Après neuf ans de combat juridique, une terre collective héritée de père en fils au sein de la famille Makcharrad a été restituée aux cinq frères à qui revient la propriété, dans le village de Dkhissa, près de Meknès. Vivant à Montpellier, Jamal Makcharrad a fait part ce jeudi à Yabiladi de son soulagement, se félicitant que ce procès et son issue «donnent de l’espoir et malgré un long processus on peut obtenir justice et récupérer ses biens spoliés au Maroc, lorsqu’on vit à l’étranger».
«La décision a été rendue sur avis de la Cour de cassation. Dans le détail, le dossier examiné par la haute juridiction a été retourné à la Cour d’appel de Meknès, avec l’ordre de réviser son verdict en faveur de la famille plaignante.»
Pour cause, «tous les éléments fournis par la famille lésée prouvent que ce terrain lui revient bel et bien, d’où un jugement favorable en première instance». C’était sans compter sur le recours en appel de la défense, qui, selon Jamal Makcharrad, a fourni «de faux témoignages et aucun document officiel attestant de la légitimité de sa propriété». Confronté à «une personne influente et proche de milieux haut placés», les plaignants perdront en appel, à leur grande surprise, malgré les preuves de leur affiliation à la tribu des ayants droit.

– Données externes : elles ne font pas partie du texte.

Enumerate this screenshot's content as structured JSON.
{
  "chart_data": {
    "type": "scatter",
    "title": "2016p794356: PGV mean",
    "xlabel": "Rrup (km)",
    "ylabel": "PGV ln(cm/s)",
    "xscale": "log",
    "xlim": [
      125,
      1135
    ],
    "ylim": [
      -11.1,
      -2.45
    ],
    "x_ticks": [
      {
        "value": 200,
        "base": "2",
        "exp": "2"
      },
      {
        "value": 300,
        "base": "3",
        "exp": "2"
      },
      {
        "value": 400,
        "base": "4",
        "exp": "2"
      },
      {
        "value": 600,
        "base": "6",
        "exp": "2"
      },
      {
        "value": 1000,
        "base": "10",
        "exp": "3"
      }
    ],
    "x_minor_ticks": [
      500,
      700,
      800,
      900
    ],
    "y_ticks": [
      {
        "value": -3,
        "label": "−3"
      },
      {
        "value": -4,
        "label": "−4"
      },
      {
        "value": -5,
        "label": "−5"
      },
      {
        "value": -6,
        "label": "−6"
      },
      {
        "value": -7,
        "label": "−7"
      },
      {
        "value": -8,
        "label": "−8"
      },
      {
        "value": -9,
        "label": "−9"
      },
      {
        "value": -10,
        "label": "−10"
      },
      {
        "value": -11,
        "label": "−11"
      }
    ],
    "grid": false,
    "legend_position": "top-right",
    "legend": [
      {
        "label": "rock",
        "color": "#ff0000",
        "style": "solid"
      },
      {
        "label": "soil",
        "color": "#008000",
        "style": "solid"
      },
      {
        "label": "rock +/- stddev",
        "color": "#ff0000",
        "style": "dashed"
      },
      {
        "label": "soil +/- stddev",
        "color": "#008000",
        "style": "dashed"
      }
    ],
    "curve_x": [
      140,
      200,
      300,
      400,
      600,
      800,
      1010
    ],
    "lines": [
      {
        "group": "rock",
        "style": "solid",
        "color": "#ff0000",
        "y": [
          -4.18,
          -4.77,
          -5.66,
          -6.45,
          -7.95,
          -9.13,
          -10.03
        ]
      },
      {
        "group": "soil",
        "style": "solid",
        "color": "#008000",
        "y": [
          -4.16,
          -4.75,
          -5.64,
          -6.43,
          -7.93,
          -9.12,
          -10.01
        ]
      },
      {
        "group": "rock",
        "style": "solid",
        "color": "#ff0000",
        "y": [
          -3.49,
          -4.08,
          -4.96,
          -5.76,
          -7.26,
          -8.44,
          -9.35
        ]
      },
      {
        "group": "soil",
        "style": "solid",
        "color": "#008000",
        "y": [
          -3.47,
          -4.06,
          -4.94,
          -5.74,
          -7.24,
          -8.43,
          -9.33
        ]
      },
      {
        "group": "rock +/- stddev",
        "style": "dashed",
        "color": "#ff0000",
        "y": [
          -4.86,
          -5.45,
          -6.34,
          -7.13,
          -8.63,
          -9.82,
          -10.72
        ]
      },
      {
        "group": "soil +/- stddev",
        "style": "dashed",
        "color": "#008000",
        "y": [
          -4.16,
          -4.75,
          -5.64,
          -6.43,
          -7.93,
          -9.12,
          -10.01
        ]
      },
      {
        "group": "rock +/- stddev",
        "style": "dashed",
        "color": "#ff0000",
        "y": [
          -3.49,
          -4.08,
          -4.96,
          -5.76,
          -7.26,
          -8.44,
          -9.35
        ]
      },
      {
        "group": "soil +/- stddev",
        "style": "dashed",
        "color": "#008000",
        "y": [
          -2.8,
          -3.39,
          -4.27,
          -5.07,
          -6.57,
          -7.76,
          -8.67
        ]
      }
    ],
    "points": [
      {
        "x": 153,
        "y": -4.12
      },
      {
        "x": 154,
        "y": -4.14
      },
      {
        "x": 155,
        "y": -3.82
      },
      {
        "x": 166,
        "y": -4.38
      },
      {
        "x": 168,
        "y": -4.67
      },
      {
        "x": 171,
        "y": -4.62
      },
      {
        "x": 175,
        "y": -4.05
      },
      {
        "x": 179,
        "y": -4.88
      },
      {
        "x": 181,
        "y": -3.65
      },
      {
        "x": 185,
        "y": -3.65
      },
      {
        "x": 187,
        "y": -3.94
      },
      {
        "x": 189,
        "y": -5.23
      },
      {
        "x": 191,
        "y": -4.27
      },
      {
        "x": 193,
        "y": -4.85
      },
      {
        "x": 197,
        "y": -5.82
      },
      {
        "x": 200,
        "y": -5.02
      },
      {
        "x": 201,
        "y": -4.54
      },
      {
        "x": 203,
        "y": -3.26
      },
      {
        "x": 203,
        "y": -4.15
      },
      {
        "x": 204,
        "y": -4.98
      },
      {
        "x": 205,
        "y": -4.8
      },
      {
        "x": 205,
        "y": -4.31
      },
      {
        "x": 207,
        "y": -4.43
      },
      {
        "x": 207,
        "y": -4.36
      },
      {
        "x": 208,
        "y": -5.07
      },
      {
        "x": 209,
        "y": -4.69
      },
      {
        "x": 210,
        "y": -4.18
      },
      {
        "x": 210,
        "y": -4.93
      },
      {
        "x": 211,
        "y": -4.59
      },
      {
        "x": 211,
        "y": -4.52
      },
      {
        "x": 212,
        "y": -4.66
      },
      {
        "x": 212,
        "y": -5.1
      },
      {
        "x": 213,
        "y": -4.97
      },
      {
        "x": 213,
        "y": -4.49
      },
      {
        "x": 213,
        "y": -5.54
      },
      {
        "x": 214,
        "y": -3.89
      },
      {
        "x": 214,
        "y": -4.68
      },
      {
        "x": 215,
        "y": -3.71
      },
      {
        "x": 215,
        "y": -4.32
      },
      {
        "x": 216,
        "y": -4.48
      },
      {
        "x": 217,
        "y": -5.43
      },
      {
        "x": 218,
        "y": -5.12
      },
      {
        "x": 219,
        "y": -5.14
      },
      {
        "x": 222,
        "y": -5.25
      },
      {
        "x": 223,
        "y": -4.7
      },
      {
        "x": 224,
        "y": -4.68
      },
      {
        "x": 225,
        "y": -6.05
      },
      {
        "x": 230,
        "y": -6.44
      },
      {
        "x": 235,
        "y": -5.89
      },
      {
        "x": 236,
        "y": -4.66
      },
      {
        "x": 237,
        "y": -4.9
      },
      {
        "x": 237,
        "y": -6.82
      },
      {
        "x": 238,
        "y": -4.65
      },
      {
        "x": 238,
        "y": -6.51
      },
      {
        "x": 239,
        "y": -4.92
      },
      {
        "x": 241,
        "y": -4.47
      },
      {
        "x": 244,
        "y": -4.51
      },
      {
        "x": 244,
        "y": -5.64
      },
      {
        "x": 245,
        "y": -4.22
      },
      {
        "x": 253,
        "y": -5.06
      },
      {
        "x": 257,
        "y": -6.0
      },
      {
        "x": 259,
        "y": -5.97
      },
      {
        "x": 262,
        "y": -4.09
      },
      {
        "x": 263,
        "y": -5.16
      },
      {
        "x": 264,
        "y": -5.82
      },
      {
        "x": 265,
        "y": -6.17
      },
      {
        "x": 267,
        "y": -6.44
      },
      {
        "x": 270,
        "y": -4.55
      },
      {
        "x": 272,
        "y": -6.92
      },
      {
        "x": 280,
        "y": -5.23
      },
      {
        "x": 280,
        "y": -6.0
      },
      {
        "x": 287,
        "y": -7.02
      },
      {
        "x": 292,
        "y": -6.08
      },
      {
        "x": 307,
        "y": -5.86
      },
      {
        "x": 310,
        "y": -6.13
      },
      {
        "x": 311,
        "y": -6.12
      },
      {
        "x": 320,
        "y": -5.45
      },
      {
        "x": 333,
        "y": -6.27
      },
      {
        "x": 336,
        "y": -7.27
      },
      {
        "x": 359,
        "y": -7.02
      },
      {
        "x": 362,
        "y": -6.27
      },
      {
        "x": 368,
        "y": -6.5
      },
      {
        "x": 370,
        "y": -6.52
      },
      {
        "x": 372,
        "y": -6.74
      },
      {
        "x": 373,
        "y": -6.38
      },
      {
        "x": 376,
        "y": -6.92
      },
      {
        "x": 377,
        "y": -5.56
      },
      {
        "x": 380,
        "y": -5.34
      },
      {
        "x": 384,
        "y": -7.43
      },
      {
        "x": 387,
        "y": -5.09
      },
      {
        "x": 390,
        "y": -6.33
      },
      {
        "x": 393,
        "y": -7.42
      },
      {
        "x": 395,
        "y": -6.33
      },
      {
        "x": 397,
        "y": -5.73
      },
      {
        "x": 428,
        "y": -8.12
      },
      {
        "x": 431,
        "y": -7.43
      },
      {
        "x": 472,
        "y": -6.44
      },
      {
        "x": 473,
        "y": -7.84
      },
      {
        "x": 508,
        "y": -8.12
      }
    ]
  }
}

Après un pourvoi en cassation, ce verdict a été considéré comme nul et non avenu, enclenchant le renvoi du dossier en appel pour un jugement favorable à la famille. Mais il sera de nouveau contesté par le faux acheteur, qui finalement n’obtiendra pas gain de cause. A ce stade, Jamal Makcharrad compte sur ce dernier verdict pour titrer le bien cette fois-ci comme propriété de la famille.
«Les terres collectives n’existent plus dans notre région à Dkhissa, où le titre foncier était donc collectif au nom de la tribu. Nous espérons que ce jugement appuiera notre dossier d’enregistrement de la parcelle en notre nom.»
Un espoir pour les familles dépossédées de leurs terres héritées
La requête formulée par la famille Makcharad et pour laquelle elle a obtenu gain de cause ne prévoit aucun dédommagement matériel, à part la restitution du bien spolié. «Nous n’attendions ni dommages ni intérêts ; nous avons simplement demandé que la terre qui nous a été injustement prise nous revienne par la force de la justice, surtout qu’elle est proche du cimetière où notre père a été inhumé», a confié Jamal à Yabiladi. Si cela a été rendu possible, l’héritier entend que «d’autres dossiers similaires trainent depuis plus longtemps» et qu’entre temps, certains ayants droit sont décédés sans obtenir justice.
«Malgré la longue procédure, notre terre nous a été rendue, mais c’était aussi grâce au soutien de l’association CapSUD MRE qui nous appuyés dès le début et le relais médiatique de l’affaire», nous confie encore le MRE. Il tient compte également «de la patience et du coût en termes de budget que cela nécessite, entre les frais d’avion, les frais de dossier et d’autres dépenses rattachées», ainsi que le poids psychologique que cela représente pour les familles spoliées. «Toutes les fois où je me suis rendu au tribunal, j’ai réalisé comment de nombreuses personnes profitent de l’absence de Marocains résidents à l’étranger pour s’accaparer leurs terres», regrette-il, souhaitant que les dossiers en suspens connaissent la même issue que le sien.
«Lorsque nos parents investissent dans un terrain ou un bien immobilier, ils mettent tout leur argent en rêvant un jour de retourner à leur terre natale et passer une retraite paisible auprès des leurs. Des gens ont travaillé toute leur vie en portant le pays dans leur cœur, mais réalisent au final que leur bien ne leur appartient plus.»
En découvrant s’être fait spolier, Jamal et ses frères ne savaient d’ailleurs pas l’identité de celui qui s’est fait passer pour un acheteur du terrain hérité. «C’est l’enquête de la gendarmerie qui nous a permis d’identifier une personne qui n’appartient ni aux tribus de Dkhissa, ni à leurs héritiers», rappelle-t-il.